With the advent of online e-commerce stores, retail purchases of apparel and garments have skyrocketed. Its extremely easy today to get online and buy one’s favorite dress shirt, skirt or blouse with the click of a button. Niche websites are cropping up every day that cater to the needs of every segment of the market, be it maternity clothes, baby clothes, office wear, casual party wear, ethnic wear or special occasions clothing, such as wedding dresses, Halloween costumes etc.
Big retail chains such Macys, Gap, Target, JC Penney as well as premium stores such as J Crew, Brooks Brothers, H&M offer their products online. These chains typically source their clothing from markets such as China, India, Bangladesh, Pakistan, Sri Lanka, Viet Nam and Turkey and sell them into their markets in the developed world. Even procurement of apparel and clothing has become extremely easy, thanks to online Business to Business (B2B) portals that connect wholesale manufacturers, suppliers and traders with buyers all over the world.
The application of newer technologies in the aspect of design and development would ensure that the world receives even better quality garments in the years to come. The new 2D and 3D tools, digital body models and body scanning technologies are state-of-the-art, next generation plans to improve significantly, the designs as well as the time it would take to make a garment which would perfectly fit the final consumer. Research and development is one huge sub-sector of this apparel and garment industry that companies are really focusing and investing on, and the rewards are looking nice so far.
It doesn’t end there. The entire manufacturing of garments is being revolutionized by the day – even as far as embedding electronic components in textiles to make them more advanced. These are called e-textiles. Sales and marketing as well as delivery of these products are also relying much on technological breakthroughs. At the end, it is those companies which embrace technology at the early stages that would rule the apparel and garment industry in the next 10-20 years when technology would have advanced even more.

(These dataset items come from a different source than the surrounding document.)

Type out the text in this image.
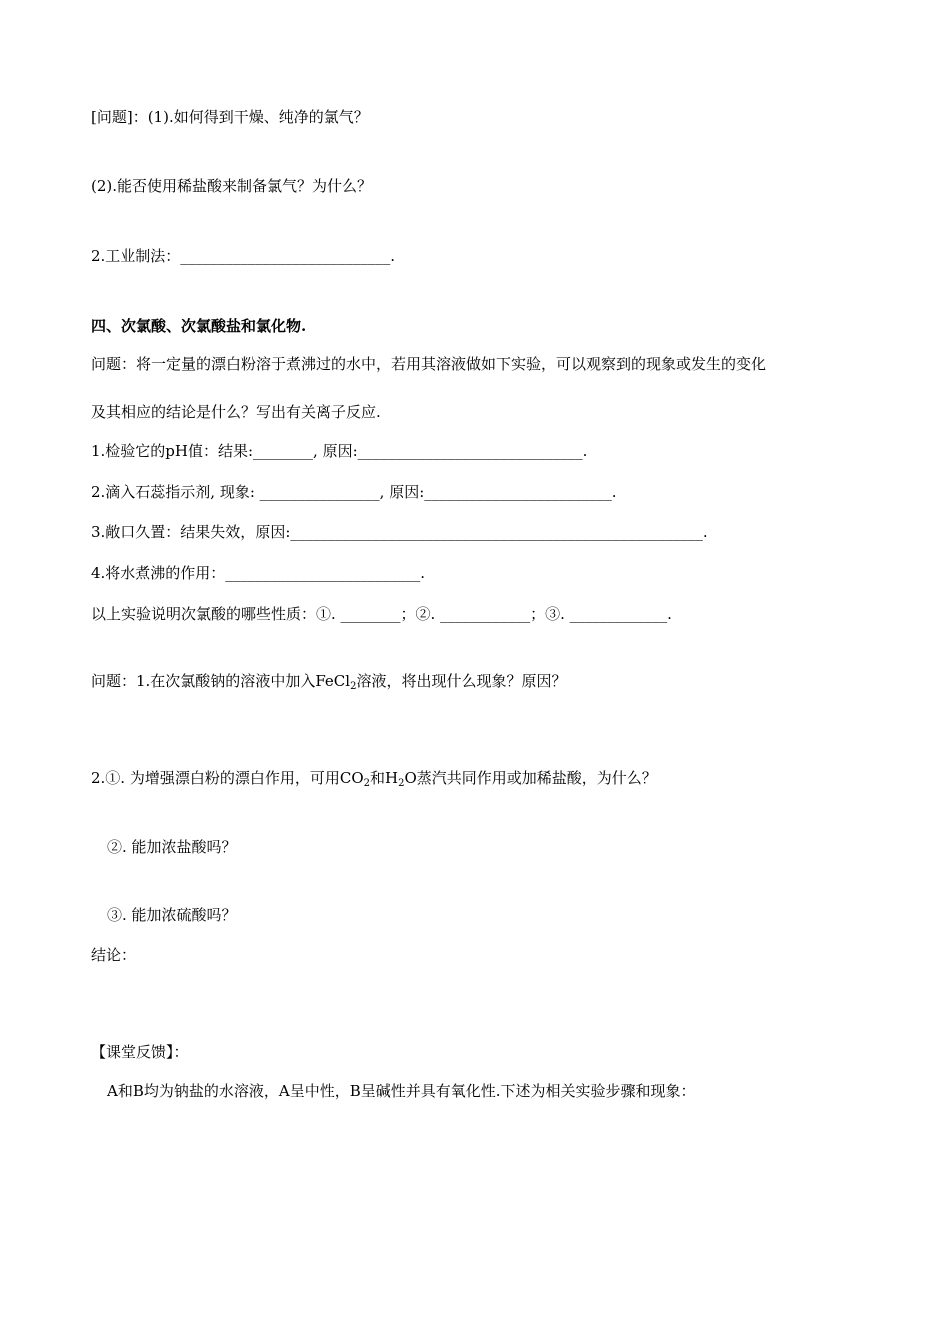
[问题]：(1).如何得到干燥、纯净的氯气？
(2).能否使用稀盐酸来制备氯气？为什么？
2.工业制法：____________________________.
四、次氯酸、次氯酸盐和氯化物.
问题：将一定量的漂白粉溶于煮沸过的水中，若用其溶液做如下实验，可以观察到的现象或发生的变化
及其相应的结论是什么？写出有关离子反应.
1.检验它的pH值：结果:________, 原因:______________________________.
2.滴入石蕊指示剂, 现象: ________________, 原因:_________________________.
3.敞口久置：结果失效，原因:_______________________________________________________.
4.将水煮沸的作用：__________________________.
以上实验说明次氯酸的哪些性质：①. ________；②. ____________；③. _____________.
问题：1.在次氯酸钠的溶液中加入FeCl$_2$溶液，将出现什么现象？原因？
2.①. 为增强漂白粉的漂白作用，可用$CO_2$和$H_2O$蒸汽共同作用或加稀盐酸，为什么？
②. 能加浓盐酸吗？
③. 能加浓硫酸吗？
结论：
【课堂反馈】：
A和B均为钠盐的水溶液，A呈中性，B呈碱性并具有氧化性.下述为相关实验步骤和现象：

A quick look at some trade data
Below are some interesting graphs that show the big importers and exporters of Knitted and Non Knitted Garments, Apparels and Accessories. Particularly interesting are the growth figures for each importing or exporting country. On analyzing the data, a clear picture emerges on which geographical region dominates which portion of the value chain.

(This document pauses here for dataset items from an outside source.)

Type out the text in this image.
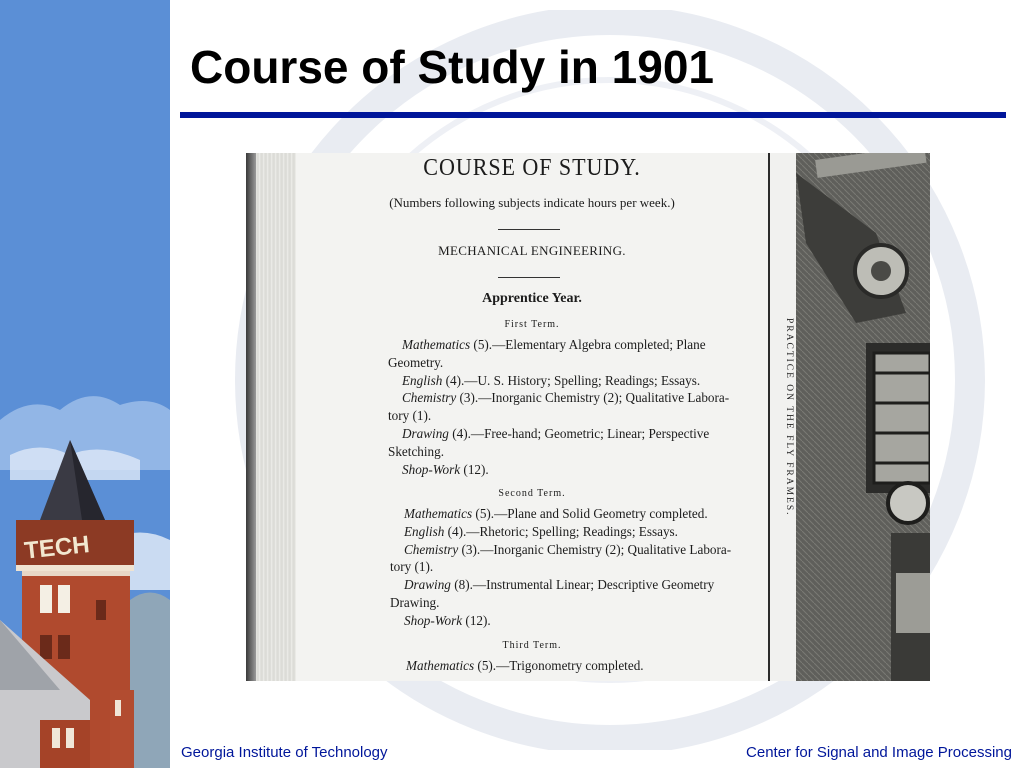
TECH
Course of Study in 1901
COURSE OF STUDY.
(Numbers following subjects indicate hours per week.)
MECHANICAL ENGINEERING.
Apprentice Year.
First Term.
Mathematics (5).—Elementary Algebra completed; Plane
Geometry.
English (4).—U. S. History; Spelling; Readings; Essays.
Chemistry (3).—Inorganic Chemistry (2); Qualitative Labora-
tory (1).
Drawing (4).—Free-hand; Geometric; Linear; Perspective
Sketching.
Shop-Work (12).
Second Term.
Mathematics (5).—Plane and Solid Geometry completed.
English (4).—Rhetoric; Spelling; Readings; Essays.
Chemistry (3).—Inorganic Chemistry (2); Qualitative Labora-
tory (1).
Drawing (8).—Instrumental Linear; Descriptive Geometry
Drawing.
Shop-Work (12).
Third Term.
Mathematics (5).—Trigonometry completed.
PRACTICE ON THE FLY FRAMES.
Georgia Institute of Technology	Center for Signal and Image Processing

India, Pakistan, Viet Nam, USA and China dominate the yarn manufacture space. The cotton fabric space is dominated by China, India, Pakistan, Italy, Germany and Turkey. Knitted Fabrics are mainly produced in China, Korea, Turkey, Italy and USA.
Most Apparels and Garments, both knitted and non knitted are produced in China, Bangladesh, Italy, Viet Nam, India, Germany, Spain and Turkey. These countries pretty much make up the garments factory of the whole world.
Other textile articles such as bed linen, curtains and sofa covers etc. majorly come out of China, India, Pakistan, Germany, USA, Turkey and are exported all over the world.